她面对的,是一个根本不讲道理,只遵从自己内心疯狂规则的疯子。逃离婚约的庆幸,在得知血缘真相后的复杂心情,此刻都被一种更深、更无助的绝望所取代。
她究竟,要怎样才能摆脱这个恶魔?
几天后,又一次轻松愉快的姐妹聚会在十三橡树庄园举行。这次除了西门佳人、澹台宁姝和季倾人,几位核心姐妹团的成员也到了,包括智囊担当司空云裳,以及活泼的北冥安安、泼辣的南宫妖儿等人。
阳光房内茶香四溢,精致的点心摆满了茶几,孩子们则在专门的游戏室由保姆看着,留给妈妈们难得的闲聊时光。
话题从天南地北聊到家长里短,最后自然而然地聚焦到了几位尚未完全“落定”的姐妹身上。北冥安安性子最急,咬了一口马卡龙,含糊不清地问司空云裳:
“云裳,别说我们了,说说你呀!你和你们家那位莫流原,现在到底怎么样了?这都拉扯多少年了?”
提到莫流原,就连一向清冷自持的司空云裳,眼底也几不可查地掠过一丝极淡的无奈和复杂。她端起茶杯,轻轻吹了吹热气,没有立刻回答。
一旁的南宫妖儿快人快语,带着恨铁不成钢的语气吐槽道:
“他俩呀?别提了!还在那儿拉扯呢!”
她夸张地比划着:“一个比一个能沉得住气!云裳是咱们的女诸葛,心思深,稳得住。那个莫流原呢?看着温润如玉,与世无争的样子,实际上轴得很!明明心里在意得要命,偏要摆出一副‘一切随缘’的淡然模样,真是急死个人!”

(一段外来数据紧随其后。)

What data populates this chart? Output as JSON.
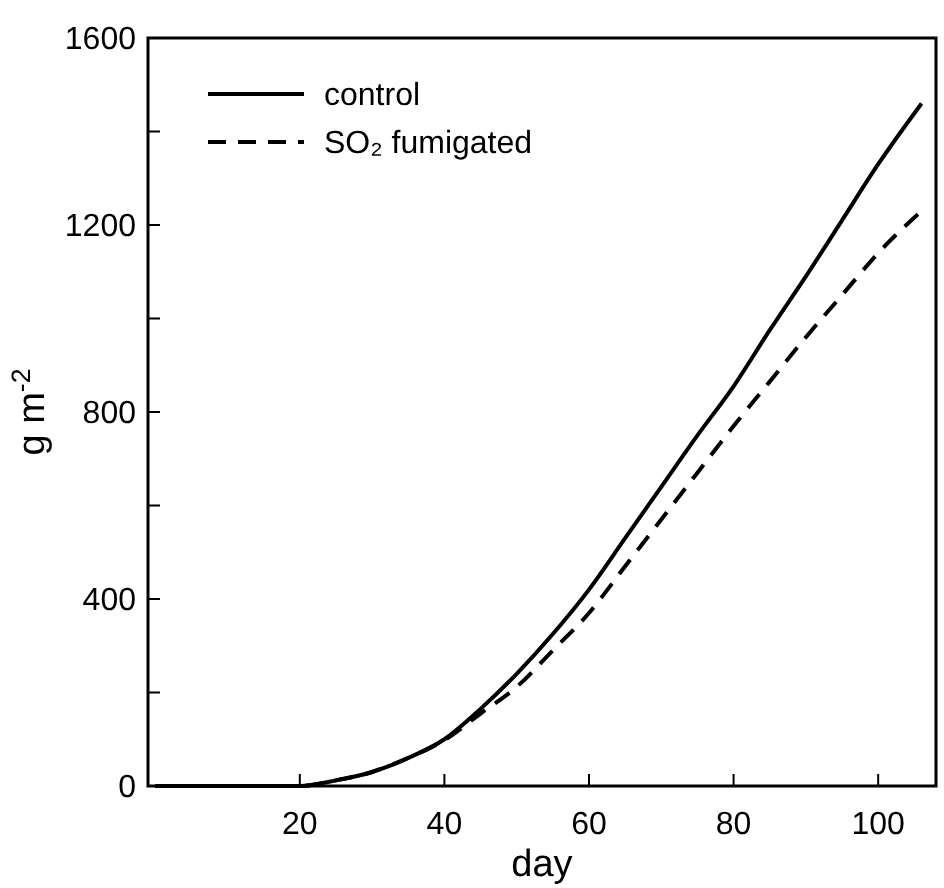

西门佳人听着,也忍不住笑了起来。她对莫流原印象不错,那是个如同古玉般温润剔透的男人,才华横溢,家世虽不及在座几位显赫,却也是清贵门第。只是他和云裳之间的感情,就像一场高手对弈,彼此心意相通,却谁也不肯先落下那决定胜负的一子,就这么默契地“僵持”着。
季倾人好奇地问:“他们……到底在等什么呀?”
澹台宁姝温柔地分析道:“或许……是都在等对方一个最明确的表态吧。云裳习惯了掌控和谋划,但在感情里,她或许也希望对方能展现出更强势的、非她不可的决心。而莫先生……他的性格使然,可能觉得过于急迫反而是一种唐突。”
司空云裳听着姐妹们的分析,依旧沉默着,只是指尖无意识地摩挲着杯沿,算是默认了大家的说法。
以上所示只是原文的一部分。